De plus, à l’heure où la société accorde de l’importance aux valeurs environnementales et éthiques, Miyazaki Furniture gagne en reconnaissance grâce aux compétences et aux techniques fiables que les artisans ont cultivées en travaillant avec des meubles depuis des années. « Les réparations peuvent être assez difficiles », explique Anri. « Utiliser des méthodes autodidactes pour réparer les meubles peut finir par les aggraver, et il existe de nombreuses méthodes et de nombreuses choses qui nécessitent une expérience accumulée pour être réalisées correctement. » La plupart des machiya qui se trouvaient autrefois dans ce quartier abritaient à la fois les maisons et les ateliers des artisans. C’étaient des lieux où la vie et l’artisanat étaient étroitement liés. La rue Ebisugawa-dori s’est développée en même temps que l’artisanat, car elle employait et transmettait les compétences de ces artisans.

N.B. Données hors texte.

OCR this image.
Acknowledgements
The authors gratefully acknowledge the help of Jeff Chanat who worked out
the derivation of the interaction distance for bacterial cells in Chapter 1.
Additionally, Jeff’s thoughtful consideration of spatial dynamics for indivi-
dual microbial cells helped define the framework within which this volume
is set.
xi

« La rue des meubles d'Ebisugawa »
La rue Ebisugawa-dori est aujourd’hui devenue une rue commerçante qui répond à un plus large éventail de besoins liés à la vie quotidienne et au style de vie, avec de nouvelles boutiques d’artisanat, comme des cafés spécialisés et des pâtisseries baumkuchen. « Plusieurs boutiques spécialisées sont concentrées ici, même si ce n’est pas vraiment une zone commerciale très fréquentée, ce qui lui donne son charme », explique Anri. Comme elle le dit, cette rue n’est pas très fréquentée et elle n’est pas très longue non plus, mais elle donne envie aux gens de revenir encore et encore, de s’arrêter dans chaque boutique. C’est peut-être l’endroit idéal pour trouver quelque chose de spécial qui ne peut être trouvé qu’ici.